Le premier trimestre 2020 a vu la destruction de 497 400 emplois dans le secteur privé, soit une baisse de 2,5 % provoquée par un effondrement de 40 % de l’intérim sous l’effet du confinement, selon l’estimation définitive de l’Insee publiée jeudi.

L’emploi salarié en France, départements d’Outre-mer inclus, a chuté de 2 % au cours d’un premier trimestre marqué par les répercussions de la crise liée au coronavirus, ce qui représente un demi-million d’emplois détruits, selon les données publiées, jeudi 11 juin, par l’Insee.

Sur la période janvier-mars, l’économie française a détruit 502 400 emplois nets, presque exclusivement dans le secteur privé avec 497 400 destructions nettes d’emploi (-2,5 %), la perte dans le secteur public étant limitée à 4 900 emplois (-0,1 %).

Cette chute, au cours d’une période marquée par le début du confinement le 17 mars, a principalement été alimentée par le plongeon de l’intérim (318 100 emplois détruits, soit un effondrement de 40,4 %).

Cette baisse représente la plus importante depuis le début de cette série statistique en 1990. Par comparaison, lors de la crise économique de 2008-2009, l’emploi intérimaire avait baissé de 13,9 % au quatrième trimestre 2008 puis de 13 % au premier trimestre 2009.

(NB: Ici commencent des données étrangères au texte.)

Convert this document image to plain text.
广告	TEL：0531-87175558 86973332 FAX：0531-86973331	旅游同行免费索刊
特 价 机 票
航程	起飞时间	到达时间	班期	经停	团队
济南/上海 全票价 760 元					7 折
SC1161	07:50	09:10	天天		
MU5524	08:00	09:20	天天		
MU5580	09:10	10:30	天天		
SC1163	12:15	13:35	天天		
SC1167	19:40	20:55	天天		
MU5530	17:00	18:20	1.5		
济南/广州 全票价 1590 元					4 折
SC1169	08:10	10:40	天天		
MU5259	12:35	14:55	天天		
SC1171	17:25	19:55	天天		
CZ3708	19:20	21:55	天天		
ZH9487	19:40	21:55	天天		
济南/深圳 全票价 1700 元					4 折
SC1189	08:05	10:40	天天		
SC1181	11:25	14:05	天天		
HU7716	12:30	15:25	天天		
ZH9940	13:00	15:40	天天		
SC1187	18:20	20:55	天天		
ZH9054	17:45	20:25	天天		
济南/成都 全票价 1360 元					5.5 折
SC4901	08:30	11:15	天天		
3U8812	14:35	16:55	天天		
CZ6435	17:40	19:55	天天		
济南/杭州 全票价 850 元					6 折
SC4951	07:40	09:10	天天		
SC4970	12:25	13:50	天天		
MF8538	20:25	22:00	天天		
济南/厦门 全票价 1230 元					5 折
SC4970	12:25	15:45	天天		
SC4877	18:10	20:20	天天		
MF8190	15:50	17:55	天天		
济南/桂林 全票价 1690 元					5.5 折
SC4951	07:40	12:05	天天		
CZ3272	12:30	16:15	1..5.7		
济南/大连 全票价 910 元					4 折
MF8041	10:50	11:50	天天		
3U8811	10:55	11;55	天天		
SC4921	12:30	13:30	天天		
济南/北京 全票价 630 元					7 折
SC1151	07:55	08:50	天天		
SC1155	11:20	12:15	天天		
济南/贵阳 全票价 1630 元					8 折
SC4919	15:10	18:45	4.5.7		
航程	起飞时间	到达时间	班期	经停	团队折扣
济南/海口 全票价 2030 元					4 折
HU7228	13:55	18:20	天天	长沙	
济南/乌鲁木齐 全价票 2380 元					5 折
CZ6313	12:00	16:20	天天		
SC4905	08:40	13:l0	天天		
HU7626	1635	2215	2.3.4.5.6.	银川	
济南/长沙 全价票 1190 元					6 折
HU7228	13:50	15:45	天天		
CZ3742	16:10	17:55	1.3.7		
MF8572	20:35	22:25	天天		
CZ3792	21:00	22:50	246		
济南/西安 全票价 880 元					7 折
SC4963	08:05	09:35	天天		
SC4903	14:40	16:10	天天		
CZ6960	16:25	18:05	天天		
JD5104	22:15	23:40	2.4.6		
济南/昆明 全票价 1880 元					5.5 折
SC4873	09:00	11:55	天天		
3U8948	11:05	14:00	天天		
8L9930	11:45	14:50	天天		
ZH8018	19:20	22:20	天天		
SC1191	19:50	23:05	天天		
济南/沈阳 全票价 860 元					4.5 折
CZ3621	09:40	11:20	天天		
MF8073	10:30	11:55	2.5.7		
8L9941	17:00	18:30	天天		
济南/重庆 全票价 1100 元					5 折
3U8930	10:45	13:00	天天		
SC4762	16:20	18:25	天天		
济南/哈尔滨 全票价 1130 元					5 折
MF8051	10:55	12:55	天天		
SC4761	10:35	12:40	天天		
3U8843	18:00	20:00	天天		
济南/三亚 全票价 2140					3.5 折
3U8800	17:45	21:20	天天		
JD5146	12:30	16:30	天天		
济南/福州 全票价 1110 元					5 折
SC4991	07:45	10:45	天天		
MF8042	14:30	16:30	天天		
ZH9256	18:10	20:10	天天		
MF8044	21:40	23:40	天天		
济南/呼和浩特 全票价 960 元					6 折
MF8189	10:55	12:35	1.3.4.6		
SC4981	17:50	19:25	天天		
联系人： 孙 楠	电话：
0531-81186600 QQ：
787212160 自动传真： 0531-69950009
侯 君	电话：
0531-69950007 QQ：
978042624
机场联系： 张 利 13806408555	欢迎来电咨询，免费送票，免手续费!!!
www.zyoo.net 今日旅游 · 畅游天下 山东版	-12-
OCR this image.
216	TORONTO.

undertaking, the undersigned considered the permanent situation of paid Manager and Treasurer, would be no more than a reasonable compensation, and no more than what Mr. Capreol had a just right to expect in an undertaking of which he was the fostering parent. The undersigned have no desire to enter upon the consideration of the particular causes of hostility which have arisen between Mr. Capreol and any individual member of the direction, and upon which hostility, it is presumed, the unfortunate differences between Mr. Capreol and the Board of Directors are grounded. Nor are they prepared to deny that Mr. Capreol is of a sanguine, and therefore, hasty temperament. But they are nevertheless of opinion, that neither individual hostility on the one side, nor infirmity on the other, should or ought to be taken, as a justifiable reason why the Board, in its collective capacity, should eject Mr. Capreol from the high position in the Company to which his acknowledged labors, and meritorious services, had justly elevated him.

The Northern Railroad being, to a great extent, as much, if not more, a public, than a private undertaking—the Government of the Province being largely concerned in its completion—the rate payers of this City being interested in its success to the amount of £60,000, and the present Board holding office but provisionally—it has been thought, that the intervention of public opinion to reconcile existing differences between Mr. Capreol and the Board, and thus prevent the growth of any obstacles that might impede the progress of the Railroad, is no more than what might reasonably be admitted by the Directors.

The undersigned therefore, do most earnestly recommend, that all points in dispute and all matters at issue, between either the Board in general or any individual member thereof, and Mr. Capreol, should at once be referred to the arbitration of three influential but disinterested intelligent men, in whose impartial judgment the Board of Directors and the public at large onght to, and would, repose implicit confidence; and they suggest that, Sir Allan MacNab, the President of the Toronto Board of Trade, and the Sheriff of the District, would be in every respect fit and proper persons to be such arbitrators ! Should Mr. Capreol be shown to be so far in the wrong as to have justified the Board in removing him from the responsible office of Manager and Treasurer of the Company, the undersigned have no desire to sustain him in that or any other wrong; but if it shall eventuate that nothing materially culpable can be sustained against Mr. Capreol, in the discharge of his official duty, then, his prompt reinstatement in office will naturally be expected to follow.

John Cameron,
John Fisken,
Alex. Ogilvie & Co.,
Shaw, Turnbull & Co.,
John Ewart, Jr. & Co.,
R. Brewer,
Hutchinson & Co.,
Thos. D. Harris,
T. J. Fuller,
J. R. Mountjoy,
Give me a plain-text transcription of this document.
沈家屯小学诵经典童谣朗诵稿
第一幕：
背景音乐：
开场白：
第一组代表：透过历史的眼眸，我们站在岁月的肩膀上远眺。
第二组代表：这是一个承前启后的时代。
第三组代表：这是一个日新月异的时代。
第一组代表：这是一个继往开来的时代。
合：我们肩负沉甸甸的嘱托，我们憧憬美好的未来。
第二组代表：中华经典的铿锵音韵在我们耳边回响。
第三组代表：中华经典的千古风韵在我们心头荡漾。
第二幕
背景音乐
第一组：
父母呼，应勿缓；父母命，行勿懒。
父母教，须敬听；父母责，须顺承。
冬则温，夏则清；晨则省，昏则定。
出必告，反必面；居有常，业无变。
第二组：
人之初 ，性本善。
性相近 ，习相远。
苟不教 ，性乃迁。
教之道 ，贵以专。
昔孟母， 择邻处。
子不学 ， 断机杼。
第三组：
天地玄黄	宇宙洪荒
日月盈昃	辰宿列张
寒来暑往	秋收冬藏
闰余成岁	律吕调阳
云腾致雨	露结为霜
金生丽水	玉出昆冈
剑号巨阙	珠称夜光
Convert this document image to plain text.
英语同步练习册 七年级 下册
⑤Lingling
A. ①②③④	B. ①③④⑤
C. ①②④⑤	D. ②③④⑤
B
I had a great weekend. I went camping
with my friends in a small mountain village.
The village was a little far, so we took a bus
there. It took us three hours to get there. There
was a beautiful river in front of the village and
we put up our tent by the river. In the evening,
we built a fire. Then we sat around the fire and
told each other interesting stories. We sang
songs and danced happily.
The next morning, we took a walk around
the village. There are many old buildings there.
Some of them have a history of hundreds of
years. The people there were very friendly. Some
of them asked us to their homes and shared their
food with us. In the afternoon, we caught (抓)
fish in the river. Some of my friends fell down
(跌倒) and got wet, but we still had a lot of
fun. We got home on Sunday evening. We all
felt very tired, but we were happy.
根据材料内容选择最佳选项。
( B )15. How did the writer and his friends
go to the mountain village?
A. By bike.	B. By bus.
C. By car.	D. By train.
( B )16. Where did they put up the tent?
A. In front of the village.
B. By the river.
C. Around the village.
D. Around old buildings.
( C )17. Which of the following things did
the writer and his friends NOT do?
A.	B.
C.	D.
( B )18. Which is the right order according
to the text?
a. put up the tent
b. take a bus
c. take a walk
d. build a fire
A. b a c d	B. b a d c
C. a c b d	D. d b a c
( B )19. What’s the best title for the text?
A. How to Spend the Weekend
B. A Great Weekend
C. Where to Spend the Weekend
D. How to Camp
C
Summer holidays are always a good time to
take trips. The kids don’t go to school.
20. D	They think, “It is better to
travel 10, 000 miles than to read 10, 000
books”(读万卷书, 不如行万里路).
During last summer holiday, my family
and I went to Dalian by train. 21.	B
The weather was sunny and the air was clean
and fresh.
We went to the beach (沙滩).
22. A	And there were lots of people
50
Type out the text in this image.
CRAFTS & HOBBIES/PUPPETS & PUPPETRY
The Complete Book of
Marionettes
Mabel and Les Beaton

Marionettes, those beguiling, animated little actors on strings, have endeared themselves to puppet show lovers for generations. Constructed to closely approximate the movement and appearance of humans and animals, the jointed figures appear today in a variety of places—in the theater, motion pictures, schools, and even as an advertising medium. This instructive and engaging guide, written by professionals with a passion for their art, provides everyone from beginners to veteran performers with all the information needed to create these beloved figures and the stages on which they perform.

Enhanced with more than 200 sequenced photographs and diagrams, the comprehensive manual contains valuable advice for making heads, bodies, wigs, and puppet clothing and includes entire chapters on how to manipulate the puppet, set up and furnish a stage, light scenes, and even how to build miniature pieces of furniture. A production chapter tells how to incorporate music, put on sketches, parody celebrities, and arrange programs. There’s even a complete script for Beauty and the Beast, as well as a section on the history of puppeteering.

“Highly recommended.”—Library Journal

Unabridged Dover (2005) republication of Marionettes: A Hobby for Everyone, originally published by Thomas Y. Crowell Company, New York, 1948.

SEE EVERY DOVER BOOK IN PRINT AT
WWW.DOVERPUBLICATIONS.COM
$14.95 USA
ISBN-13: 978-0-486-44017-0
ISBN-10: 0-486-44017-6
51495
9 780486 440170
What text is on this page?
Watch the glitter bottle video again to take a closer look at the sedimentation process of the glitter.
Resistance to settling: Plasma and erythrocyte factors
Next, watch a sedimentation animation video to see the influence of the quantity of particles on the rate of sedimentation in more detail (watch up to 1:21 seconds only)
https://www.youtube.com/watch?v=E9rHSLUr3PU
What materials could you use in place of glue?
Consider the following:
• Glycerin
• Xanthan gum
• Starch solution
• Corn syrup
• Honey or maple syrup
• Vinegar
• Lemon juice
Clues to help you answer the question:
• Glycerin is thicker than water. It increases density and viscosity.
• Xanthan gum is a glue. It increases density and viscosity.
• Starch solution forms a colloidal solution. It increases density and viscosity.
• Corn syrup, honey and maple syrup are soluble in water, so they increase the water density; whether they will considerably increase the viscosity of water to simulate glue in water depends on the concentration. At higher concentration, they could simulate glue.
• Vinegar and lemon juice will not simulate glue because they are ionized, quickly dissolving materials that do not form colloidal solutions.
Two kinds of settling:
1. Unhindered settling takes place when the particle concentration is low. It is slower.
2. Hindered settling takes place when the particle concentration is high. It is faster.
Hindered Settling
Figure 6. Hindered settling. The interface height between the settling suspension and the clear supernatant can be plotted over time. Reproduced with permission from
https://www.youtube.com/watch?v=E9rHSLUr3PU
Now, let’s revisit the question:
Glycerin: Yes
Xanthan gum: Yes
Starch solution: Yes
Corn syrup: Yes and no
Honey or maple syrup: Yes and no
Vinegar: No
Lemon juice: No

La baisse concerne tous les secteurs, mais elle est plus forte dans la construction (-60,5 %) et l’industrie (-40,7 %) que dans le tertiaire (-31 %).

Hors intérim, la baisse de l’emploi salarié s’établit à 0,7 %, avec 184 300 emplois détruits.

L’économie française s’est ainsi retrouvée en début d’année en situation de destructions nettes d’emploi pour la première fois depuis le début de l’année 2015 et l’emploi salarié est revenu à son plus bas niveau depuis la quatrième trimestre 2017.